Efficient way to write a lot of lines to a text file
Asked Answered
J

3

11

I started off doing something as follows:

using (TextWriter textWriter = new StreamWriter(filePath, append))
{
    foreach (MyClassA myClassA in myClassAs)
    {
        textWriter.WriteLine(myIO.GetCharArray(myClassA));

        if (myClassA.MyClassBs != null)
            myClassA.MyClassBs.ToList()
                .ForEach(myClassB =>
                    textWriter.WriteLine(myIO.GetCharArray((myClassB)));

        if (myClassA.MyClassCs != null)
            myClassA.MyClassCs.ToList()
                .ForEach(myClassC =>
                    textWriter.WriteLine(myIO.GetCharArray(myClassC)));
    }
}

This seemed pretty slow (~35 seconds for 35,000 lines).

Then I tried to follow the example here to create a buffer, with the following code, but it didn't gain me anything. I was still seeing times around 35 seconds. Is there an error in how I implemented the buffer?

using (TextWriter textWriter = new StreamWriter(filePath, append))
{
    char[] newLineChars = Environment.NewLine.ToCharArray();
    //Chunk through 10 lines at a time.
    int bufferSize = 500 * (RECORD_SIZE + newLineChars.Count());
    char[] buffer = new char[bufferSize];
    int recordLineSize = RECORD_SIZE + newLineChars.Count();
    int bufferIndex = 0;

    foreach (MyClassA myClassA in myClassAs)
    {
        IEnumerable<IMyClass> myClasses =
            new List<IMyClass> { myClassA }
                .Union(myClassA.MyClassBs)
                .Union(myClassA.MyClassCs);

        foreach (IMyClass myClass in myClasses)
        {
            Array.Copy(myIO.GetCharArray(myClass).Concat(newLineChars).ToArray(),
                0, buffer, bufferIndex, recordLineSize);

            bufferIndex += recordLineSize;

            if (bufferIndex >= bufferSize)
            {
                textWriter.Write(buffer);

                bufferIndex = 0;
            }
        }
    }

    if (bufferIndex > 0)
        textWriter.Write(buffer);
}

Is there a better way to accomplish this?

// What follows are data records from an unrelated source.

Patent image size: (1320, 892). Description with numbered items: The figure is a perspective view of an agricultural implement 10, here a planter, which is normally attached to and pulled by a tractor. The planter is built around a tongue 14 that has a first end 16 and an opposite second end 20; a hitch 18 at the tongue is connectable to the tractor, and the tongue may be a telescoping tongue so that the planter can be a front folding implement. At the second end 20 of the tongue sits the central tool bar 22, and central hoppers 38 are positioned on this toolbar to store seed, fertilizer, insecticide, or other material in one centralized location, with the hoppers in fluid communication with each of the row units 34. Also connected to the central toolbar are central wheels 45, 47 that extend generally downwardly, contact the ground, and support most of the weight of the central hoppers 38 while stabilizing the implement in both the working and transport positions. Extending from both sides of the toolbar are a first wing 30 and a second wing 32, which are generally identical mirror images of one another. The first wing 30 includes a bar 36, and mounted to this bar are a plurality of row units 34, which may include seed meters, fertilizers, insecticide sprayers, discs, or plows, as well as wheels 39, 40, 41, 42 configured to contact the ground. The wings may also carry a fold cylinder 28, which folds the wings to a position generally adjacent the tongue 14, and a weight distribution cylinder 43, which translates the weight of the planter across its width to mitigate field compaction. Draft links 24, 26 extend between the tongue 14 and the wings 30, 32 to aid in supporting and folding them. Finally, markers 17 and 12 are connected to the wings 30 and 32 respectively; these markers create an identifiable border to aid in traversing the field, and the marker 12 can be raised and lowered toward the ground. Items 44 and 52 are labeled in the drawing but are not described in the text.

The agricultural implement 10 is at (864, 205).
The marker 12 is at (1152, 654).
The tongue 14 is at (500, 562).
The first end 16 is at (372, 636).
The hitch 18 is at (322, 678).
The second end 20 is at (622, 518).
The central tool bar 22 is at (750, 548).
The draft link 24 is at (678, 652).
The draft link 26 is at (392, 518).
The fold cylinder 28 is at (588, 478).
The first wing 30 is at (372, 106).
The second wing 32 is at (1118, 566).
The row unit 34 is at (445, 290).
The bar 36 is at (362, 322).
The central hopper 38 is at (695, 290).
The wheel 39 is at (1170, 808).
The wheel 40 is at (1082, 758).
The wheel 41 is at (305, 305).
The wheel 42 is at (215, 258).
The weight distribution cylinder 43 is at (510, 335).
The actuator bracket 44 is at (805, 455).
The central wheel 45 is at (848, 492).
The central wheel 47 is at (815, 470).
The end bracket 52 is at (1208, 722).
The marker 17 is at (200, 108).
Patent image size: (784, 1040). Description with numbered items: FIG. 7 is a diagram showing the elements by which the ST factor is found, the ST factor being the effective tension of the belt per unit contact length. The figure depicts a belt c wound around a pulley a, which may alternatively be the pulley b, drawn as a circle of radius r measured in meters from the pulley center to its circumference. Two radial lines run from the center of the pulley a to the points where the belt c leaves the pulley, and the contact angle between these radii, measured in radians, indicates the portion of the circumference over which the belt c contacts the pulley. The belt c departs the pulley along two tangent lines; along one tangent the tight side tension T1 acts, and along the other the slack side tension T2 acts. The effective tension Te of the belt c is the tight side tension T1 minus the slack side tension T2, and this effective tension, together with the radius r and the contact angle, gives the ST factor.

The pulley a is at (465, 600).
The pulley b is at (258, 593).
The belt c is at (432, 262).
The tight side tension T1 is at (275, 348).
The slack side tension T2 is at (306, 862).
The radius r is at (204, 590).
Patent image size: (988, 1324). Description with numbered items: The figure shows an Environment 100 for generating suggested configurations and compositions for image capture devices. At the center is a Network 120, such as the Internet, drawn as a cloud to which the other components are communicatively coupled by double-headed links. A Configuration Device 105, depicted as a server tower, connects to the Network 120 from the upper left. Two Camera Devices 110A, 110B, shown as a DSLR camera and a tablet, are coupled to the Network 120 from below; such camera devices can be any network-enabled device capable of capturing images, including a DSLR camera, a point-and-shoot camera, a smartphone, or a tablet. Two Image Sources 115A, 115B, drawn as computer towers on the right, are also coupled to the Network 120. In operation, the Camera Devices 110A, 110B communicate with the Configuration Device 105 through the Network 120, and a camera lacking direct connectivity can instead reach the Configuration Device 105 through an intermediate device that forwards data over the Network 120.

Javed answered 26/6, 2013 at 16:16 Comment(13)
Have you tried using StringBuilder and build the string then just write once to the file.Lehr
any specific reason to use buffers?Rhizomorphous
How certain are you that it's really the IO that's the problem here? What happens if you just write to a StreamWriter wrapped around a MemoryStream, for example?Smollett
Left justify the code for readability. What is MyClassBs?Farica
@Blam - MyClassB (as well as MyClassA and MyClassC) are typical POCOs. MyClassA contains a list of MyClassBs and a list of MyClassCs. Does that answer your question?Javed
@Rhizomorphous - it is based on the assumption that there is an expense attached to writing a line that is mitigated by writing more than one line at a time. Not sure if it's an accurate assumption, but I got the idea from the article I linked.Javed
@Lehr - I haven't tried that. I can give it a shot, though.Javed
How do you know 35 seconds is "pretty slow"? Test the IO first to get some bounds? before tinkering with working c# code...Placid
@Jon Skeet - I tried using a MemoryStream like you suggested, and it took about the same amount of time, so I think the issue must be with the GetCharArray() method. I'm going to look into it some more. Thanks.Javed
Did not ask what MyClassA is. Asked what MyClassBs is. List? OverservableCollection? Enumerable? Might be able to eliminate the ToList() call.Farica
@Blam - MyClassBs is an IEnumerable<MyClassB>.Javed
@Lehr The downside of building all the lines in memory is that you have to have all the lines in memory. E.g. i wrote a data export that writes out a few billion lines. It would be a waste to cache that massive string in memory.Spacetime
@IanBoyd I agree if you are producing a billion lines it would be inefficient but if you are doing a few then it would be fine. Without know the details its hard to give the correct solution.Lehr
C
1

I threw together a simple snippet that I think is a bit cleaner; but, then again, I'm not quite sure what you are trying to accomplish. Also, I don't have any of your classes available, so I can't really do any kind of tests.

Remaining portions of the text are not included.